Işığı açtım. Üzerinden hastane önlüğü yoktu. Sanırım yeni gelmiş. Koltuğa oturdu. Bende kendi masama geçtim.
!Soğuk davran Duygu!
-"Seni dinliyorum."
-"Hayır bir şey demeye gelmedim. Sadece günaydın diyecektim."
-"Sana da günaydın."
-"Ben gideyim o zaman."
-"İyi o zaman."
-"Görüşürüz."
Umut'a neden bu kadar soğuk davrandığımı sorgulayan iç sesime hemen cevap verdim.
<Hem dinen samimi davranmak uygun değil, hem de eğer farklı düşünceleri varsa bile kendimi ağırdan satmam lazım. Ben senelerce bekleyeyim, ilk karşılaşmamızda da aşkııım Umuut diyip kollarına mı atlayayım. Mecazen yani. Yok öyle dünya.>
Masamdan kalkıp kafeteryaya doğru yürüdüm. Hafif kahvaltılıklar alıp masaya oturdum. Kahvaltımı ediyordum ki karşımdaki sandalyenin çekilmesiyle başımı kaldırdım.
-"Günaydın Duygu..."
Yine niye geldi bu Burak! Konuşmadan kahvaltıma geri döndüm. Kahvaltımı ediyordum ki çatal olan elimi tuttu.

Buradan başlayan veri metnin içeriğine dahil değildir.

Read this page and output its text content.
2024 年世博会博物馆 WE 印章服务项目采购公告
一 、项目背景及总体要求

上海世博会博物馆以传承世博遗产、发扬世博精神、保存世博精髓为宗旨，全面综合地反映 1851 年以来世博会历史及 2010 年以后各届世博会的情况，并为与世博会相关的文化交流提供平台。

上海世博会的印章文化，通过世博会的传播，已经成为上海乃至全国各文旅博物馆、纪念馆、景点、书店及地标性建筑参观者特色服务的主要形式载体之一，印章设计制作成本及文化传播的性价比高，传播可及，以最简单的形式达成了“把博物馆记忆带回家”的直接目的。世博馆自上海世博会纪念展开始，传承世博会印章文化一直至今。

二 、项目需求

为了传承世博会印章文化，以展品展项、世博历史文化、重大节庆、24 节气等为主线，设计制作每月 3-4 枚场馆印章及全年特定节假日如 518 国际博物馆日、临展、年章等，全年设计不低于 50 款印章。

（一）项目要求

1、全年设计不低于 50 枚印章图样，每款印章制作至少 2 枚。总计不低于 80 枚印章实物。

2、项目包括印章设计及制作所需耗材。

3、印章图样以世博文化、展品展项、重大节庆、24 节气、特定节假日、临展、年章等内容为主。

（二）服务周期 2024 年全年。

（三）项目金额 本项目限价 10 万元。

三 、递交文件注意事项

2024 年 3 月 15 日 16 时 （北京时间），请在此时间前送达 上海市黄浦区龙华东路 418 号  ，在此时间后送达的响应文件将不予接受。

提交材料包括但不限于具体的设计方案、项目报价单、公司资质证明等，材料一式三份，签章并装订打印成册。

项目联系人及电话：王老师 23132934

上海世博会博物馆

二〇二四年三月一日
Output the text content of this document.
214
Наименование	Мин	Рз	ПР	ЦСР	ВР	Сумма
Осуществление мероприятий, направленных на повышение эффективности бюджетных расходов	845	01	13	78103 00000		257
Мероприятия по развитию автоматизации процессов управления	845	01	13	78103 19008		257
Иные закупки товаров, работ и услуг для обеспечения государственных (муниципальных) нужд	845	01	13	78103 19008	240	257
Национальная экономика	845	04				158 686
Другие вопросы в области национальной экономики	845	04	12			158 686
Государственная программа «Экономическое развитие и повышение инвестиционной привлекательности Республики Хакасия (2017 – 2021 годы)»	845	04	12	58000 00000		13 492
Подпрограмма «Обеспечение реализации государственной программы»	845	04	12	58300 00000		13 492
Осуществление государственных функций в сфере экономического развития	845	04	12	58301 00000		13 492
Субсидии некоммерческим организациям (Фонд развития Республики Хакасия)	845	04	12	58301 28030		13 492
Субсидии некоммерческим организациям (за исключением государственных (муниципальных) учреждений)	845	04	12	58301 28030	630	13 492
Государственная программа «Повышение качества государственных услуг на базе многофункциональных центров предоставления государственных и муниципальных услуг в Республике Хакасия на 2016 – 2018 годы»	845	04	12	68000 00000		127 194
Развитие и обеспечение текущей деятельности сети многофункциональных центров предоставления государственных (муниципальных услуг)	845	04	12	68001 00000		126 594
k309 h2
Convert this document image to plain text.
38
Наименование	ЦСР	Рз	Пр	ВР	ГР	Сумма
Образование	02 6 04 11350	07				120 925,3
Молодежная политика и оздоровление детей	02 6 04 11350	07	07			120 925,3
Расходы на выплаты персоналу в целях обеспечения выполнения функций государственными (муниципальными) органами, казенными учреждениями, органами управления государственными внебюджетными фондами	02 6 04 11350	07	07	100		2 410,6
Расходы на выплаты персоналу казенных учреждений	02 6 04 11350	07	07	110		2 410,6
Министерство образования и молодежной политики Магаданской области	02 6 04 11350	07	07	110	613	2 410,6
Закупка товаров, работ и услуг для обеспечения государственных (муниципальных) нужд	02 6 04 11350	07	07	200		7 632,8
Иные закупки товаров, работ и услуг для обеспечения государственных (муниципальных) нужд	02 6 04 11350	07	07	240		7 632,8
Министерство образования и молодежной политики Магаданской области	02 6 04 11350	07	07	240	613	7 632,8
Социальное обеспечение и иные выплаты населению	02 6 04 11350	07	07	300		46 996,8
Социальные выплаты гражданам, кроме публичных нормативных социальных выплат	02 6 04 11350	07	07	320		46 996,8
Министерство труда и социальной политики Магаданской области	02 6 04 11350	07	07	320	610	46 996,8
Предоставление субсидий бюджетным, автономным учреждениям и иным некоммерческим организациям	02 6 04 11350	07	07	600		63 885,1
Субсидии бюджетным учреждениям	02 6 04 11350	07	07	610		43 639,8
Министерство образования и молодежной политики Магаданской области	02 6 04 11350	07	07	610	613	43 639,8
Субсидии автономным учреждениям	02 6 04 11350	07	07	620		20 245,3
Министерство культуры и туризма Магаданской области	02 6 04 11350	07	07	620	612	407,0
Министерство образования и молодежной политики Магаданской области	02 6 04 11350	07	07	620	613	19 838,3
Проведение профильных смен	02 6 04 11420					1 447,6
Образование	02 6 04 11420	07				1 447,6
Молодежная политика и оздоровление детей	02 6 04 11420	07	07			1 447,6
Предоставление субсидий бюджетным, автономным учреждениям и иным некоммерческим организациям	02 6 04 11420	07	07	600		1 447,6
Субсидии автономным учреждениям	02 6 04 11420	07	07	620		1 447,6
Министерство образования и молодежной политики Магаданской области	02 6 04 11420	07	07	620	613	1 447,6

-"Ne yapıyorsun sen! Çek o ellerini üzerimden!"
-"Duygu sadece samimiyet kurmak istiyorum."
-"Ben istemiyorum! Git kendine samimi kurabileceğin daha iyi insanlar bul!"
-"Ama ben seninle kurmak istiyorum. Belki de samimiyetten de ilerisi..."
-"Duydun onu! Şimdi terket bu masayı!"
-"Umut..."
Umut gelince Burak ayağa kalktı. Umut'un omzuna çarpıp gitti. Karşımdaki sandalyeye bu sefer Umut oturdu. Kahvaltımı bitirdiğim için masadan sessizce kalktım. Soğuk bir şekilde:
-"Afiyet olsun." dedim
-"Teşekkür ederim. Bir teşekkür borçlusun sanırım bana."
-"Ben öyle düşünmüyorum ama yine de SAĞOL!" dedim son kelimeyi bastırarak. Sinirli değildim, sadece dümdüz, duygusuz, olabildiğince mesafeliydim. Hızlıca masadan uzaklaştım. Ama Umut'u gelmiş olmasıyla heyecanlanıp panik haliyle bir sandalyenin ayağına takılıp yere düştüm.
ŞİMDİ OKUDUĞUN
Pamuk Şekeri (Düzenleniyor)
EspiritualYazardan Mesaj: Instagram'da gördüğüm bir yorum üzerine tekrar düzenleyip yayınlama kararı aldım. Hikayede olabildiğince genel hatları bozmadan, tutarsızlıkları düzeltip saçmalıkları ortadan kaldırmaya çalışıyorum :) Sekiz dokuz sene önce yazılmış b...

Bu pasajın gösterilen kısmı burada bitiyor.